The cause of hyperinflation in Zimbabwe
Editor
This is an answer from Arthur Goldstein to a Quora question on 24 Dec 2020:
Q: Why didn’t Zimbabwe stop printing money when the economy was experiencing hyperinflation? Didn’t they realise something had gone awfully wrong when they started printing $100billion notes?
A: You’ve got the story a bit backwards. Owing to laws that were passed which confiscated large, well-run, and productive farms that had been established during the colonial years and were own- ed and operated by white farmers, the food supply of the country disappeared. Zimbabwe had been an exporter of food and, now, with black farmers having no appropriate background in farming and trying to operate with subsistence farming, the economy was ruined.

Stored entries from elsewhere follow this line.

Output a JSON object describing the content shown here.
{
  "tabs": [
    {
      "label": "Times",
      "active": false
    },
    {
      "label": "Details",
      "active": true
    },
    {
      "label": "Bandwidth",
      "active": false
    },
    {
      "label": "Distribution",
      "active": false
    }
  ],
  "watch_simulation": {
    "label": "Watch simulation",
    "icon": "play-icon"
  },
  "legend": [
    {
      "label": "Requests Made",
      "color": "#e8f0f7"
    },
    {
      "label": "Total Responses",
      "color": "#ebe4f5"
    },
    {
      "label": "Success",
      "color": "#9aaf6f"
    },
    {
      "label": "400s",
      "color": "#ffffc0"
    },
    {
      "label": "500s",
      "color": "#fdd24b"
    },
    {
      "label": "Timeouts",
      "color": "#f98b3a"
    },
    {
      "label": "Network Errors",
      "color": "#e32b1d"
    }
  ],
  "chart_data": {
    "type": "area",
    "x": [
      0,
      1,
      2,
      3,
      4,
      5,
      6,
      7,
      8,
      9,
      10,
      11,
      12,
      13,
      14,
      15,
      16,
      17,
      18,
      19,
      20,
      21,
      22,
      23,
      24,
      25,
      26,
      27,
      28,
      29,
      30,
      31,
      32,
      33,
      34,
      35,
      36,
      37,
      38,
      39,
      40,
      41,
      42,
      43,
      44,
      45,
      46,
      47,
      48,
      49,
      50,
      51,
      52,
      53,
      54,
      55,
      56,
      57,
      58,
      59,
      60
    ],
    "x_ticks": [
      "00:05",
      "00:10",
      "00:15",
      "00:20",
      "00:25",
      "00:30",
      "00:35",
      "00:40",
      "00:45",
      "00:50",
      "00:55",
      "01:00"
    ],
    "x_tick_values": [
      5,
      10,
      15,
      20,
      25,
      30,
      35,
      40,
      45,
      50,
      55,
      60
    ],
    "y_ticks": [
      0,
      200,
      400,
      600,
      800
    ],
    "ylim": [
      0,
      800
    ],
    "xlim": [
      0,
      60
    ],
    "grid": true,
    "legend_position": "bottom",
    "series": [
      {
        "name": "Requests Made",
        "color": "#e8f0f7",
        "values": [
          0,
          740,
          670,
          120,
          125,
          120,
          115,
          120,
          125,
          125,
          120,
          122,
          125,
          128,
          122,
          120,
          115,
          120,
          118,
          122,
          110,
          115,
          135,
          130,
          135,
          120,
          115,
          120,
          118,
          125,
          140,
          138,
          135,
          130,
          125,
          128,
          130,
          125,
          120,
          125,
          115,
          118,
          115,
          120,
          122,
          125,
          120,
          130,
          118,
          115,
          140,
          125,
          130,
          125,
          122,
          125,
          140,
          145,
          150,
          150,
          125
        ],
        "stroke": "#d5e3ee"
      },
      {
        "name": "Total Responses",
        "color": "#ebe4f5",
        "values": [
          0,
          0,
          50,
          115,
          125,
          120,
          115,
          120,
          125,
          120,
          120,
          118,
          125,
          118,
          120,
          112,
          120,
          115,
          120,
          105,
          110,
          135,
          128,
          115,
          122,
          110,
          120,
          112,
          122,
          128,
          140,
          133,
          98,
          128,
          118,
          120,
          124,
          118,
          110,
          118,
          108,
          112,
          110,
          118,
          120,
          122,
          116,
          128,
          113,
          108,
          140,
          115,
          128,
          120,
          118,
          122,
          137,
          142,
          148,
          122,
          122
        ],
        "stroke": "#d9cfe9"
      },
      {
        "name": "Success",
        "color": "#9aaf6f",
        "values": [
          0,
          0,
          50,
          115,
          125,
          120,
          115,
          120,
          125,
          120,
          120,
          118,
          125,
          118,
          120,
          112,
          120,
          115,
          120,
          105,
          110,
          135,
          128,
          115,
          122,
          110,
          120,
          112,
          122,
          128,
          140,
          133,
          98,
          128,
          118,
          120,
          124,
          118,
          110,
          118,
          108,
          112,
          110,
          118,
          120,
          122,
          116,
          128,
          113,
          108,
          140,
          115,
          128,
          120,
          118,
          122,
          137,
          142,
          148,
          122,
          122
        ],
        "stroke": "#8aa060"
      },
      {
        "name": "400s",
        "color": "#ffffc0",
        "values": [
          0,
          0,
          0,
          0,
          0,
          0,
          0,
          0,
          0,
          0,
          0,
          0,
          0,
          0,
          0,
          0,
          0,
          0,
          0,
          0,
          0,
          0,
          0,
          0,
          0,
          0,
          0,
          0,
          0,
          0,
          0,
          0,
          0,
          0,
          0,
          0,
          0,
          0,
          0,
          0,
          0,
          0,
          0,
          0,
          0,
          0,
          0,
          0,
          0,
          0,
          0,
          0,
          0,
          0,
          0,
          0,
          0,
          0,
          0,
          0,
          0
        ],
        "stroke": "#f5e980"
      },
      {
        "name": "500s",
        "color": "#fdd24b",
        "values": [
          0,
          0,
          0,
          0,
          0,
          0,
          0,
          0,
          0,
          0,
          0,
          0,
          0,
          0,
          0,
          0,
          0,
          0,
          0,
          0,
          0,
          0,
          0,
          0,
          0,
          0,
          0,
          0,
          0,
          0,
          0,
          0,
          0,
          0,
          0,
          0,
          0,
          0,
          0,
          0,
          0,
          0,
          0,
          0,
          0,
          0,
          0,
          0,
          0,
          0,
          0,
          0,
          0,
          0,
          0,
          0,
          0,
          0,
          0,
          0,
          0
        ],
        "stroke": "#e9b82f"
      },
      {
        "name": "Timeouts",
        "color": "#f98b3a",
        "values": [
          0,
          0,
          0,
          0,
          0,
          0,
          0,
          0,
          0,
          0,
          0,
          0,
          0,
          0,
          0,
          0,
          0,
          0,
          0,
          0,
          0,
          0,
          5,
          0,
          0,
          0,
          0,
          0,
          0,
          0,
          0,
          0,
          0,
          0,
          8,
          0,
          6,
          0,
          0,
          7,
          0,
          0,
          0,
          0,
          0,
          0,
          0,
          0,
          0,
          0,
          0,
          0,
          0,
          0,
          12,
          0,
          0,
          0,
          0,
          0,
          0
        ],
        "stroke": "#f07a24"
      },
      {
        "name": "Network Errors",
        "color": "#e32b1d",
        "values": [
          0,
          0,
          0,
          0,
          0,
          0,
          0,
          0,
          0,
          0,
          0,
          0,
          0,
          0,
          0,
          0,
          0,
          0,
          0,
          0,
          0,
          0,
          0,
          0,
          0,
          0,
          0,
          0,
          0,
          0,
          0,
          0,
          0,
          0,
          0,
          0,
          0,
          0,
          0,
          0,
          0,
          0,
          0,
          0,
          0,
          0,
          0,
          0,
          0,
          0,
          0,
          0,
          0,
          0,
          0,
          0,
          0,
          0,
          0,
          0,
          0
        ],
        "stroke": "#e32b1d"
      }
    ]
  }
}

Supply had failed, demand was great, and the prices of everything hyperinflated. The printing of $100billion notes was a reflection of this inflation, not the cause. The new money fooled no one and the US dollar became the de facto national currency.
For no particular reason the government destroyed the economy, not by printing money, but by eliminating the supply of food.
Yes, the new farmers had been loyal soldiers during the rebellion to Mugabe that created Zimbabwe from Rhodesia and deserved some kind of reward, but that bush war had ended in 1980. The forced redistribution of land began after 2000, didn’t need to be done, and could have been corrected.
Instead, the continued mismanagement and tolerated corruption caused the hyperinflation, not the money printing.